Taiwan leader defends China pact as protesters occupy parliament
Taiwan's President Ma Ying-jeou speaks during a press conference at the Presidential Palace in Taipei, on March 23, 2014 - by Mandy Cheng
Around 200 protesters, mostly young students, broke through security barriers and took over parliament's main chamber on Tuesday night and have remained there ever since -- the first such occupation of the building in the island's history.
"The student group have been occupying the parliament's main chamber in a manner violating the law, paralysing the legislature's operation for five days," President Ma Ying-jeou said at a press conference televised live.
"I must say that (the pact) is completely for the sake of Taiwan's economic future."
The agreement is designed to open up further trade in services between China and Taiwan, which split 65 years ago after a civil war.
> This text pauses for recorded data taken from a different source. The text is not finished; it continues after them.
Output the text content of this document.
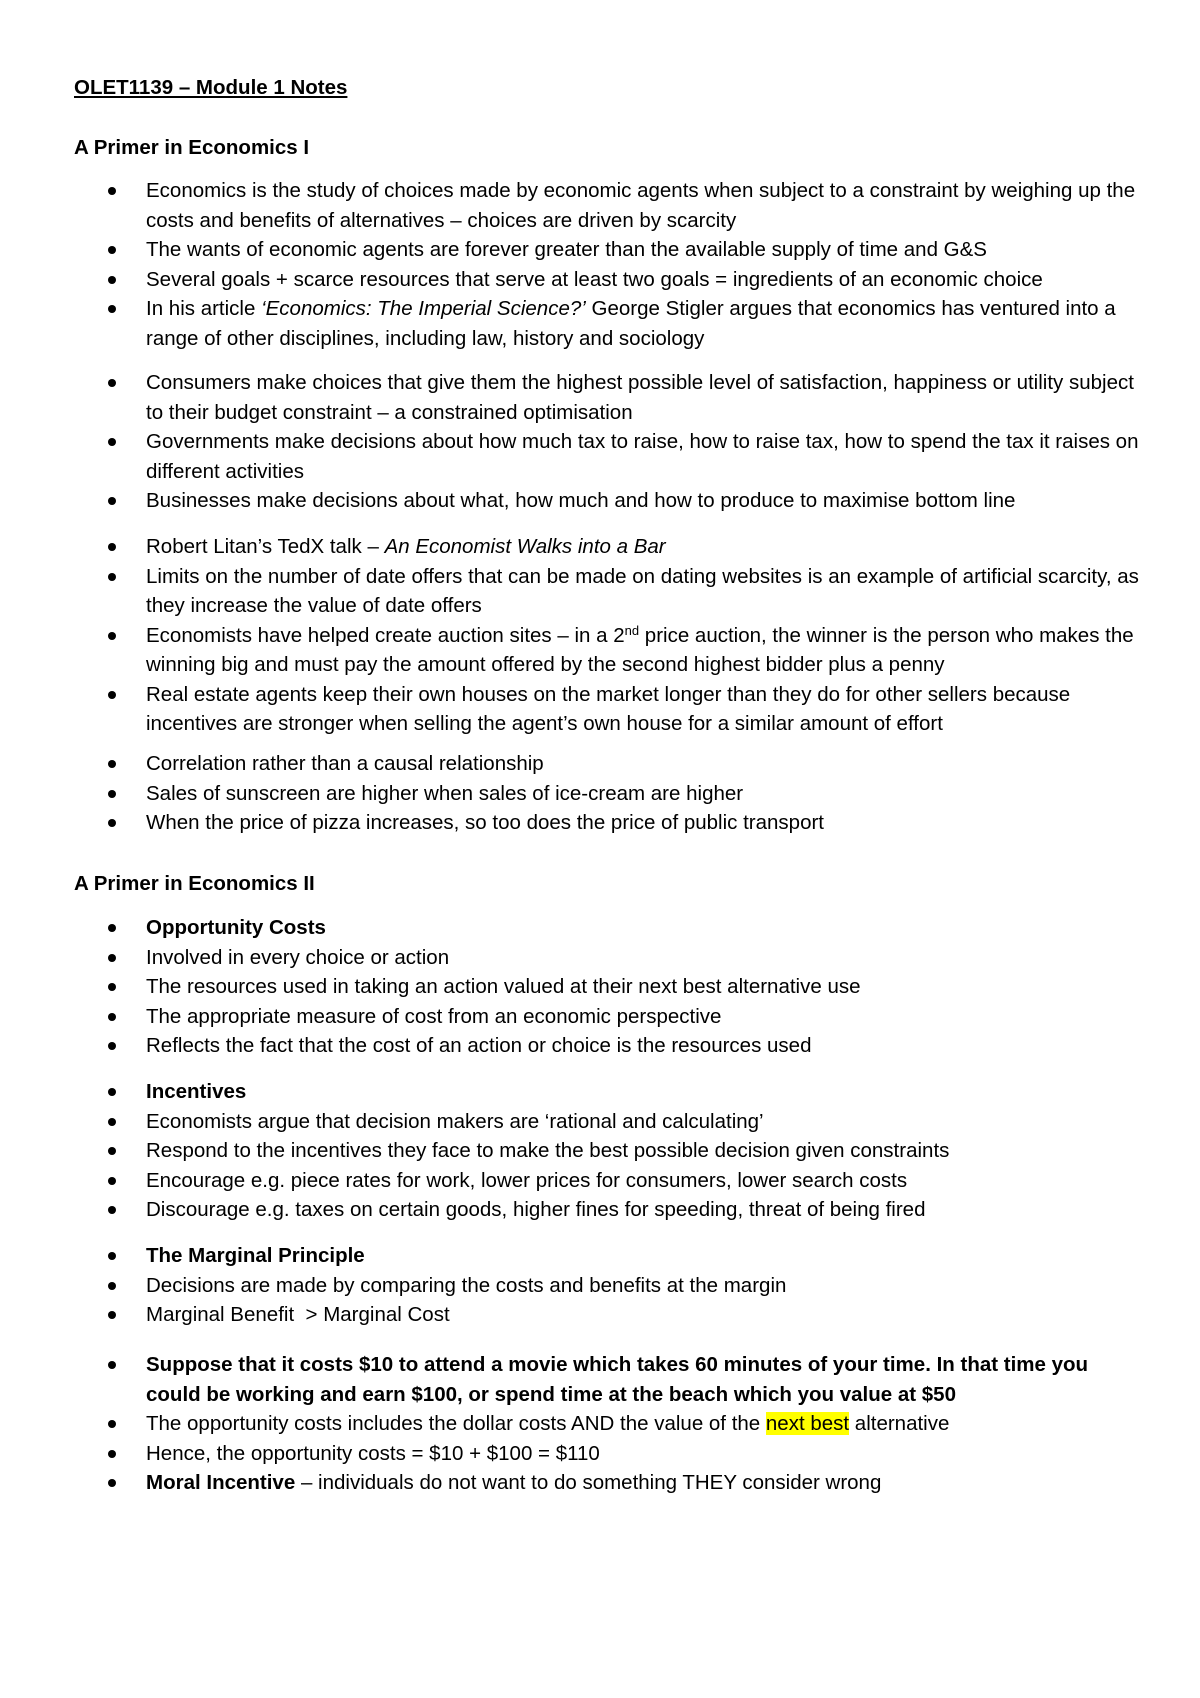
OLET1139 – Module 1 Notes
A Primer in Economics I
Economics is the study of choices made by economic agents when subject to a constraint by weighing up the costs and benefits of alternatives – choices are driven by scarcity
The wants of economic agents are forever greater than the available supply of time and G&S
Several goals + scarce resources that serve at least two goals = ingredients of an economic choice
In his article ‘Economics: The Imperial Science?’ George Stigler argues that economics has ventured into a range of other disciplines, including law, history and sociology
Consumers make choices that give them the highest possible level of satisfaction, happiness or utility subject to their budget constraint – a constrained optimisation
Governments make decisions about how much tax to raise, how to raise tax, how to spend the tax it raises on different activities
Businesses make decisions about what, how much and how to produce to maximise bottom line
Robert Litan’s TedX talk – An Economist Walks into a Bar
Limits on the number of date offers that can be made on dating websites is an example of artificial scarcity, as they increase the value of date offers
Economists have helped create auction sites – in a 2nd price auction, the winner is the person who makes the winning big and must pay the amount offered by the second highest bidder plus a penny
Real estate agents keep their own houses on the market longer than they do for other sellers because incentives are stronger when selling the agent’s own house for a similar amount of effort
Correlation rather than a causal relationship
Sales of sunscreen are higher when sales of ice-cream are higher
When the price of pizza increases, so too does the price of public transport
A Primer in Economics II
Opportunity Costs
Involved in every choice or action
The resources used in taking an action valued at their next best alternative use
The appropriate measure of cost from an economic perspective
Reflects the fact that the cost of an action or choice is the resources used
Incentives
Economists argue that decision makers are ‘rational and calculating’
Respond to the incentives they face to make the best possible decision given constraints
Encourage e.g. piece rates for work, lower prices for consumers, lower search costs
Discourage e.g. taxes on certain goods, higher fines for speeding, threat of being fired
The Marginal Principle
Decisions are made by comparing the costs and benefits at the margin
Marginal Benefit  > Marginal Cost
Suppose that it costs $10 to attend a movie which takes 60 minutes of your time. In that time you could be working and earn $100, or spend time at the beach which you value at $50
The opportunity costs includes the dollar costs AND the value of the next best alternative
Hence, the opportunity costs = $10 + $100 = $110
Moral Incentive – individuals do not want to do something THEY consider wrong
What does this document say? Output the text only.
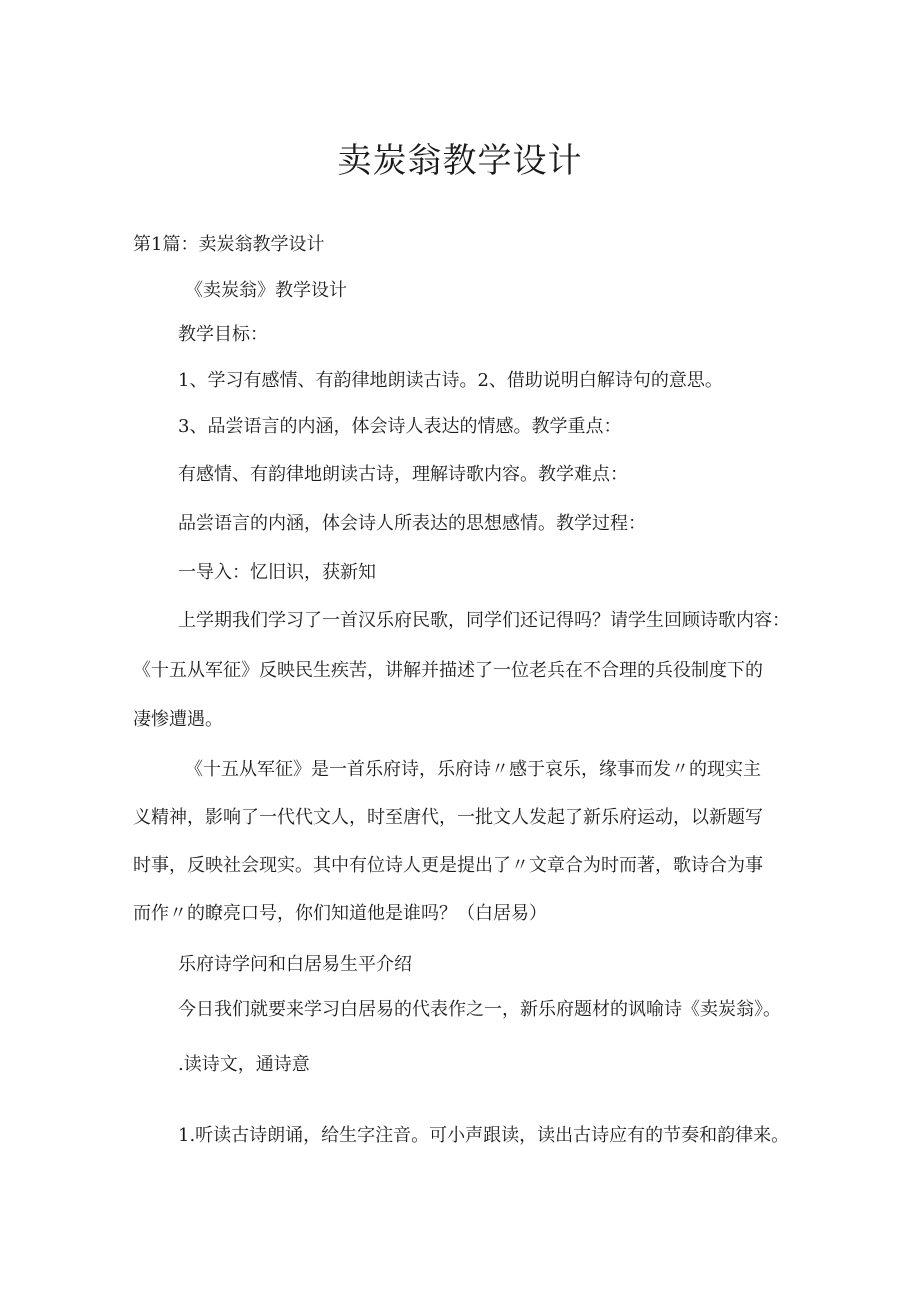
卖炭翁教学设计
第1篇：卖炭翁教学设计
《卖炭翁》教学设计
教学目标：
1、学习有感情、有韵律地朗读古诗。2、借助说明白解诗句的意思。
3、品尝语言的内涵，体会诗人表达的情感。教学重点：
有感情、有韵律地朗读古诗，理解诗歌内容。教学难点：
品尝语言的内涵，体会诗人所表达的思想感情。教学过程：
一导入：忆旧识，获新知
上学期我们学习了一首汉乐府民歌，同学们还记得吗？请学生回顾诗歌内容：
《十五从军征》反映民生疾苦，讲解并描述了一位老兵在不合理的兵役制度下的
凄惨遭遇。
《十五从军征》是一首乐府诗，乐府诗〃感于哀乐，缘事而发〃的现实主
义精神，影响了一代代文人，时至唐代，一批文人发起了新乐府运动，以新题写
时事，反映社会现实。其中有位诗人更是提出了〃文章合为时而著，歌诗合为事
而作〃的瞭亮口号，你们知道他是谁吗？（白居易）
乐府诗学问和白居易生平介绍
今日我们就要来学习白居易的代表作之一，新乐府题材的讽喻诗《卖炭翁》。
.读诗文，通诗意
1.听读古诗朗诵，给生字注音。可小声跟读，读出古诗应有的节奏和韵律来。
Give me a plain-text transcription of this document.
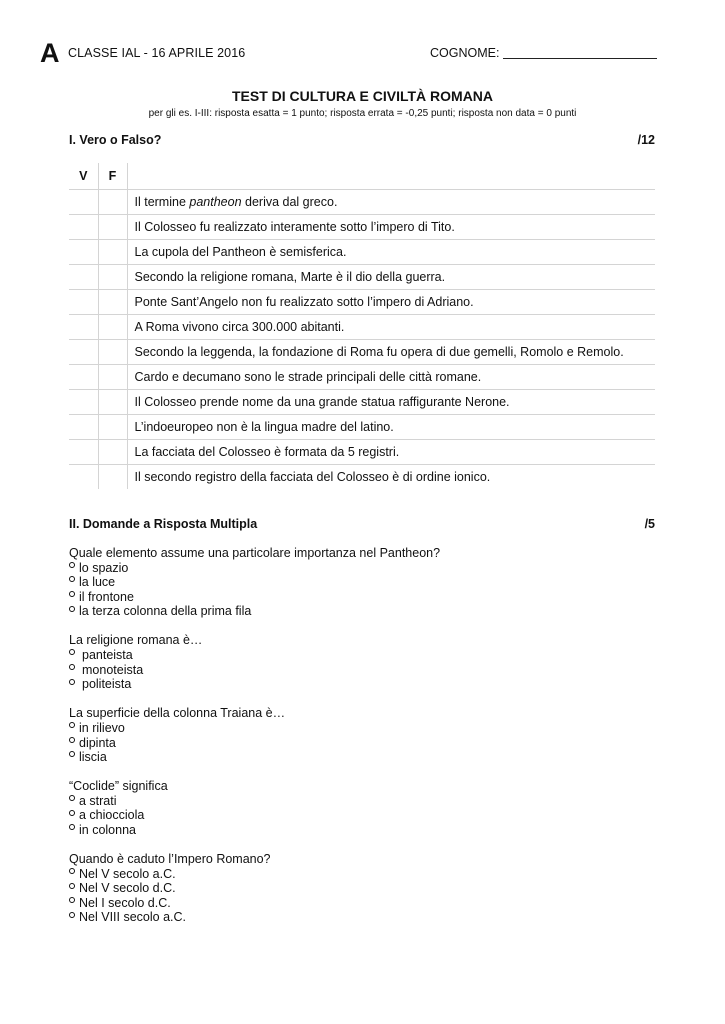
A CLASSE IAL - 16 APRILE 2016	COGNOME:
TEST DI CULTURA E CIVILTÀ ROMANA
per gli es. I-III: risposta esatta = 1 punto; risposta errata = -0,25 punti; risposta non data = 0 punti
I. Vero o Falso?	/12
V	F	
		Il termine pantheon deriva dal greco.
		Il Colosseo fu realizzato interamente sotto l’impero di Tito.
		La cupola del Pantheon è semisferica.
		Secondo la religione romana, Marte è il dio della guerra.
		Ponte Sant’Angelo non fu realizzato sotto l’impero di Adriano.
		A Roma vivono circa 300.000 abitanti.
		Secondo la leggenda, la fondazione di Roma fu opera di due gemelli, Romolo e Remolo.
		Cardo e decumano sono le strade principali delle città romane.
		Il Colosseo prende nome da una grande statua raffigurante Nerone.
		L’indoeuropeo non è la lingua madre del latino.
		La facciata del Colosseo è formata da 5 registri.
		Il secondo registro della facciata del Colosseo è di ordine ionico.
II. Domande a Risposta Multipla	/5
Quale elemento assume una particolare importanza nel Pantheon?
lo spazio
la luce
il frontone
la terza colonna della prima fila
La religione romana è…
panteista
monoteista
politeista
La superficie della colonna Traiana è…
in rilievo
dipinta
liscia
“Coclide” significa
a strati
a chiocciola
in colonna
Quando è caduto l’Impero Romano?
Nel V secolo a.C.
Nel V secolo d.C.
Nel I secolo d.C.
Nel VIII secolo a.C.
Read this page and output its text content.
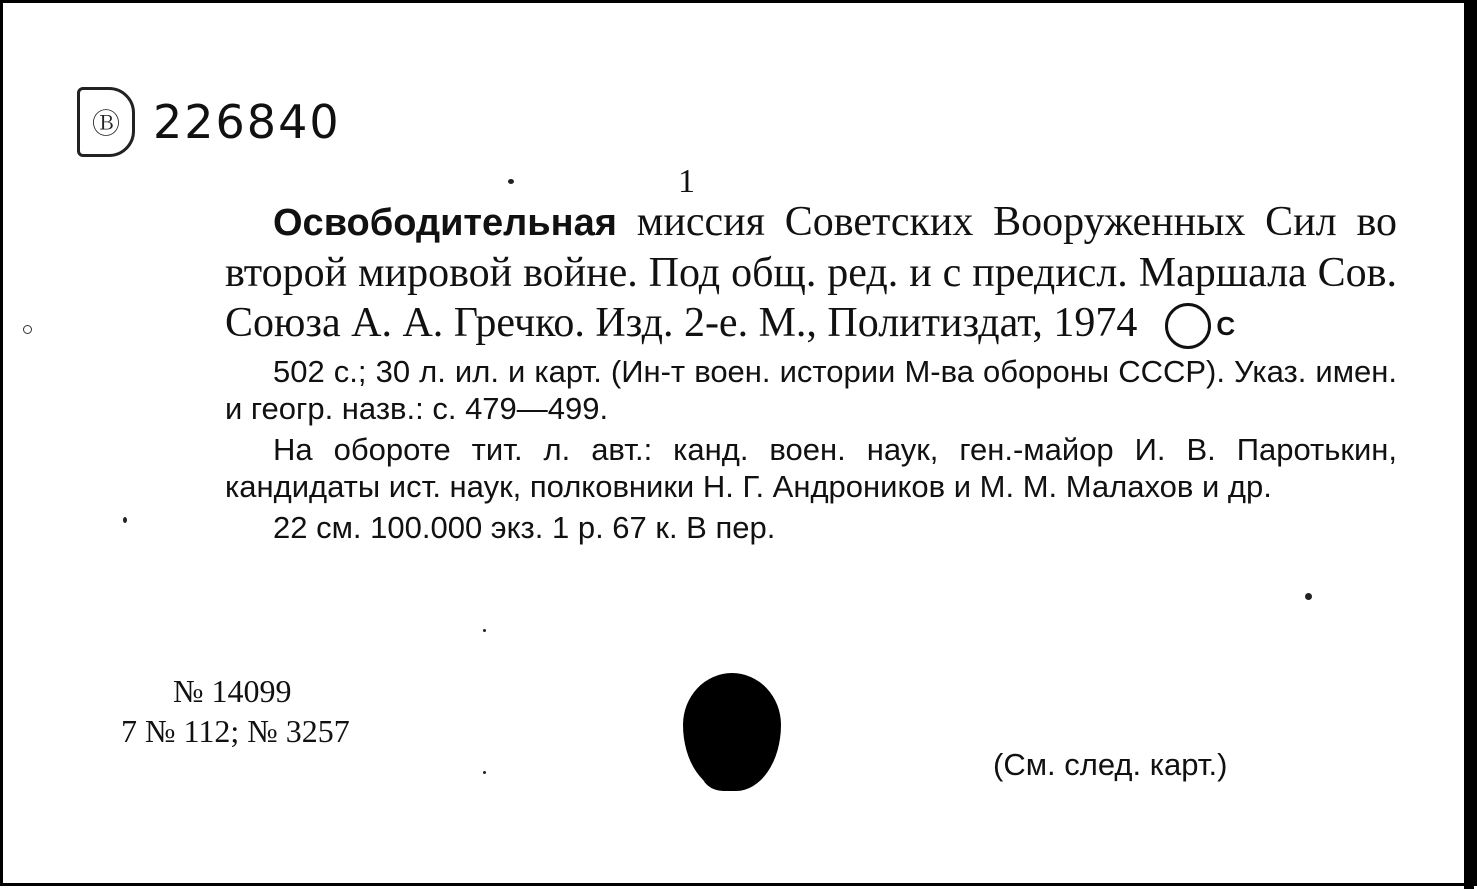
Ⓑ 226840
1

Освободительная миссия Советских Вооруженных Сил во второй мировой войне. Под общ. ред. и с предисл. Маршала Сов. Союза А. А. Гречко. Изд. 2-е. М., Политиздат, 1974	C

502 с.; 30 л. ил. и карт. (Ин-т воен. истории М-ва обороны СССР). Указ. имен. и геогр. назв.: с. 479—499.

На обороте тит. л. авт.: канд. воен. наук, ген.-майор И. В. Паротькин, кандидаты ист. наук, полковники Н. Г. Андроников и М. М. Малахов и др.

22 см. 100.000 экз. 1 р. 67 к. В пер.

№ 14099
7 № 112; № 3257
(См. след. карт.)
But the protesters say the deal will damage Taiwan's economy and leave it vulnerable to political pressure from China, allegations rejected by Ma's ruling Kuomintang party, which warns that failure to ratify the agreement would be a grave setback in Taiwan's efforts to seek more free trade agreements.
Ma, who initiated Taipei’s much-touted detente with Beijing, refused to back down Sunday, terming the occupation of parliament as "illegal".
"Let us calm down and think carefully. Is this the democracy we want? Do we have to do in this way risking the rule of law," he said.
"As the president of the Republic of China (Taiwan's official title), I have to insist on the rule of law while safeguarding democracy. This is the fundamental and unswerving position of the government."
Hundreds of police attempted to end the occupation hours after it began, but failed to push their way in with the protesters barricading the doorways with piles of armchairs.
Premier Jiang Yi-huah walked to the parliament building Saturday to hold the first direct dialogue between the government and protesters but failed to reach a breakthrough.
Jiang rejected demands to withdraw the agreement but said he would support calls for its thorough review by parliament as some protesters outside the buildings shouted "send back the pact".
The pact, signed in July, passed its first parliamentary hurdle on Monday after it was approved by a committee, but the opposition insisted the approval was illegal.
The deal is a follow-up agreement to a sweeping Economic Cooperation Framework Agreement signed in 2010 to reduce trade barriers between China and Taiwan.
Ma has overseen a marked thaw in relations with Beijing since he came to power in 2008, pledging to strengthen trade and tourism links.
But China still considers Taiwan as part of its territory awaiting reunification -- by force if necessary.